Let me finish tonight with this.

Let me finish tonight with this.

Tomorrow President Obama goes to the storm-devastated parts of New York. My prediction is that he will be devastated himself by a tragedy that seems to grow worse especially as the temperature drops toward December.

Again, I'm asking you to take out a pen or pencil and be ready. You might be able to help yourself with what he sees tomorrow.

I hope the president sees, too, the amazing network of people attempting to help to the victims out there in Staten Island, Brooklyn, and nastily-hit parts of Queens like Rockaway and Breezy Point.
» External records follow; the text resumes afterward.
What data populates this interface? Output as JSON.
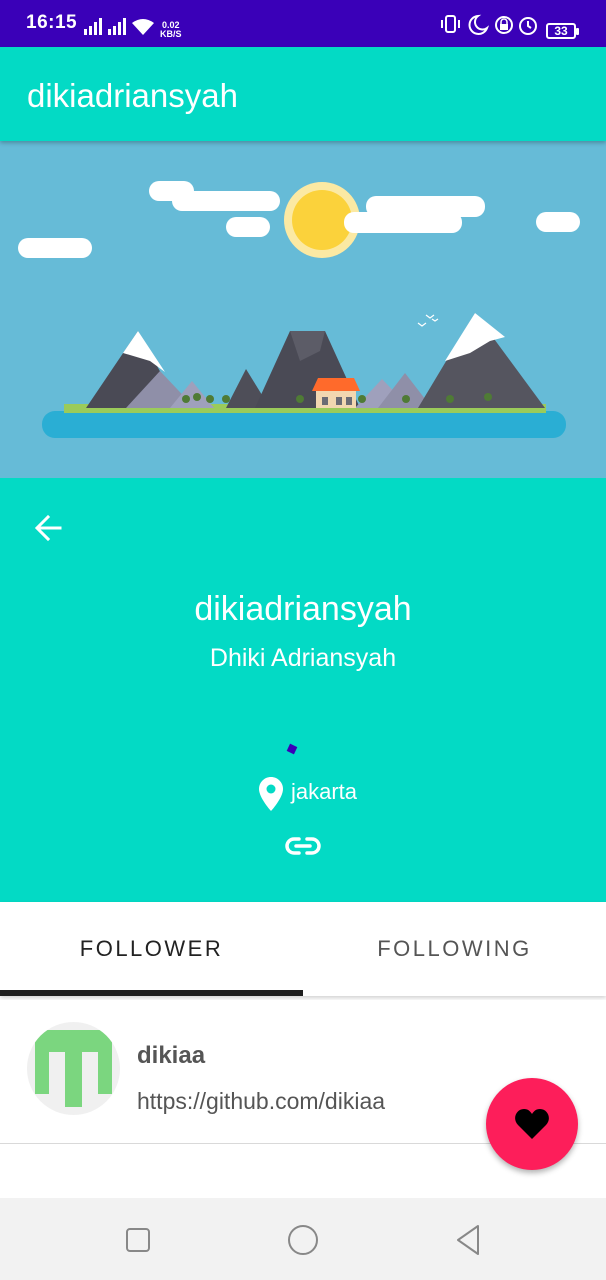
{
  "status_bar": {
    "time": "16:15",
    "network_speed_value": "0.02",
    "network_speed_unit": "KB/S",
    "battery_level": "33"
  },
  "app_bar": {
    "title": "dikiadriansyah"
  },
  "profile": {
    "username": "dikiadriansyah",
    "full_name": "Dhiki Adriansyah",
    "location": "jakarta"
  },
  "tabs": [
    {
      "label": "FOLLOWER",
      "selected": true
    },
    {
      "label": "FOLLOWING",
      "selected": false
    }
  ],
  "followers": [
    {
      "name": "dikiaa",
      "url": "https://github.com/dikiaa"
    }
  ],
  "colors": {
    "status_bar": "#3a00b8",
    "primary": "#03dac5",
    "sky": "#66bbd7",
    "fab": "#fd1e5a"
  },
  "icons": {
    "back": "arrow-left-icon",
    "location": "location-pin-icon",
    "link": "link-icon",
    "favorite": "heart-icon"
  }
}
Let's take Rockaway—an area where nearly every family boasts a firefighter, police officer, sanitation worker, or other public servant, and yet they continue to suffer through the aftermath of this disaster in the bitter cold without the basics of human life like working heat, clean water, or beds to sleep in.

I said I want to tell you about the people local and nationwide who are working to help the victims of Sandy, and that nor'easter that came on its heels.

There's a church in the Belle Harbor section of Rockaway, Saint Francis de Sales, that has set up a relief center that's doing a huge service to the people of the community. They are helping people get access to generators and other basic ways to get back into their homes—the ones still standing. The idea is to get people simply back on their feet.

If you want to help this local relief effort, you can send a contribution to:

Saint Francis de Sales Parish129-16 Rockaway Beach BoulevardBelle Harbor, New York 11694

Write on the check: Relief Effort.

These local groups are doing the kind of inspiring volunteer work that seems, in this country, to come about when things get really tough.

I hope the president gets a look at these efforts when he's up there in the New York are tomorrow.